Die Kutsche hatte mich erst heute Morgen hierhergebracht und meine Tante bereitete mir mit Kaffee und Kuchen einen herzlichen Empfang.
"Sei mir gegrüßt zu guter Stunde“, sagte sie und umarmte mich dabei so deftig, dass mir beinahe der Dreispitz vom Kopf rutschte. "Wie schön, dich endlich einmal wiederzusehen, liebster Johann“, fuhr sie fort und begann augenblicklich vor Freude zu weinen, sodass all ihre Speckfalten unter ihrem grauen Kleide bebten.
"Ach schau her, nun bist du in der Musenstadt... aber komm erst mal rein. Ich hab Apfelstrudel für uns.“
Johann blickte sich noch einmal mit leuchtenden Augen rätselnd in der verschneiten Straße um, bevor sie ins Haus gingen, welches in jenem Augenblick in einem Schneegestöber verschwand.

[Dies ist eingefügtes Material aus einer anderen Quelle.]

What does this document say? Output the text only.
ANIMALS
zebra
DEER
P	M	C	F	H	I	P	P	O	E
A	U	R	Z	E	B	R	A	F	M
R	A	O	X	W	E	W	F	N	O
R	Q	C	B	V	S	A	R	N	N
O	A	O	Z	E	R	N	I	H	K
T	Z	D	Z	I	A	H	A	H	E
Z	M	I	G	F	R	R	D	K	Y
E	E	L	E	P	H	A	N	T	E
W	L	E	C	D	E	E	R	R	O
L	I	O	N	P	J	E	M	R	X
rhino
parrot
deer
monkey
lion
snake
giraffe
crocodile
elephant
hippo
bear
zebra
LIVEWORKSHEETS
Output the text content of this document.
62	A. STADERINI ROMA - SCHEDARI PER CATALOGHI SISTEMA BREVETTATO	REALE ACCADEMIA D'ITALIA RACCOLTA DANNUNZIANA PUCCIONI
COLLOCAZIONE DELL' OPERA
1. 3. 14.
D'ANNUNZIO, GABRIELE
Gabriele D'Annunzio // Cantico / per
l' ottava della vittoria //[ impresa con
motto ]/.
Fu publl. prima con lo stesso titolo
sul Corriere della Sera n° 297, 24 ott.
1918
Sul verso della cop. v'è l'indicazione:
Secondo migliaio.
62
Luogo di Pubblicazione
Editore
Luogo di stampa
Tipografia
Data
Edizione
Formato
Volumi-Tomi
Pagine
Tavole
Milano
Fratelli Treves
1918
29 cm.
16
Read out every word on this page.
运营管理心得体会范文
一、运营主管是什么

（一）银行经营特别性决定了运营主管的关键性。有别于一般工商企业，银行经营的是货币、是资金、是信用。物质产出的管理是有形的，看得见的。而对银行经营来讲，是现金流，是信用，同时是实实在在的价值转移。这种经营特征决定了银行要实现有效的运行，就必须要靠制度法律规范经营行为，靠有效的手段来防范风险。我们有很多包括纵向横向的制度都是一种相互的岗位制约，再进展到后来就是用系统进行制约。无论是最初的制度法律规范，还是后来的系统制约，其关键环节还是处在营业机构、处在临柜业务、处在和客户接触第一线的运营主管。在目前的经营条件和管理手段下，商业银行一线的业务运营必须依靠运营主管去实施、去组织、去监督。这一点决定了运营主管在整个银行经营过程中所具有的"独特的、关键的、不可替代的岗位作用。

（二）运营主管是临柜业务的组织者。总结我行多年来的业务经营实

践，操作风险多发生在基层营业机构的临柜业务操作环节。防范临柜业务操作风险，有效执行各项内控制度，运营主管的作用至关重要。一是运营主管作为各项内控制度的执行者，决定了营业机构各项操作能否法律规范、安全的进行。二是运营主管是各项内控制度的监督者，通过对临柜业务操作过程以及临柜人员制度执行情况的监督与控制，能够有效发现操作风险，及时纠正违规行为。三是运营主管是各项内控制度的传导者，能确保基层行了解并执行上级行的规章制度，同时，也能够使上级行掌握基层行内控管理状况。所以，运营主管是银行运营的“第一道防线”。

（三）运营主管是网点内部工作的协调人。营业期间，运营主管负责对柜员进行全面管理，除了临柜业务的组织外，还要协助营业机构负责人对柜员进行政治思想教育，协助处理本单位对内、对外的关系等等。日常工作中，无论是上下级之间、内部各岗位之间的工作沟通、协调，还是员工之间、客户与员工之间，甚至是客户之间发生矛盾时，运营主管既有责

Später am Nachmittag, nachdem ich mich in einem Zimmer im Obergeschoss eingerichtet hatte, machte ich noch einen kleinen Spaziergang durch die Stadt und mein Herz raste mir so sehr, dass ich mich kaum traute, von meinen Füßen aufzusehen, so als wäre all mein Mut, mit dem ich nach Weimar aufgebrochen war, wieder hinfort. Fast schämte ich mich, hier zu sein und durch die Straßen zu gehen, von denen ich so lange geträumt hatte, und als ich dann vor Goethes Hause stand und darin die Kerzen leuchten sah, ging ich schnell wieder zurück zu meiner Tante. Draußen schneite es unaufhörlich.
Liebe Frau Mama,
ich bin gesund bei Ihrer Schwester angekommen und sie hat mich herzlich bei sich aufgenommen. Noch weiß ich nicht, was sie von mir verlangt, dass ich bleiben kann! Es ist jedoch verständlich, dass ich mich hier nicht so einfach einniste, auf Kosten dieser lieben Familie. Ich denke, das wird sich am Montag alles entscheiden. Es ist nicht Ihre Schuld, dass ich so rasch aufgebrochen bin, auch nicht die von Papa. Ihr sollt euch also keine Vorwürfe machen, aber ich hätte das alles nicht länger ertragen und ich lüge nicht, wenn ich sage, dass ich mich am Ende einfach wie Werthern erschossen hätte. Bei Gott, ich weiß nicht, wie ich dieses Leben dulden kann! Bitte sagen Sie Papa noch einmal herzlichen Dank für die Taler, die er mir gab. Was er für mich getan hat, werde ich ihm nie vergessen. Und so verbleibe ich Euer Euch liebender Sohn, Johann.
Weimar, 8. Dezember 1799
Mit leuchtenden Augen saß er spät am Abend an seinem Schreibtisch vor dem Fenster und schaute in die verschneite Gasse hinunter. Die Kerzen vor ihm flackerten warm. Er legte die Feder beiseite und zog sich seine Stiefel aus, als es klopfte.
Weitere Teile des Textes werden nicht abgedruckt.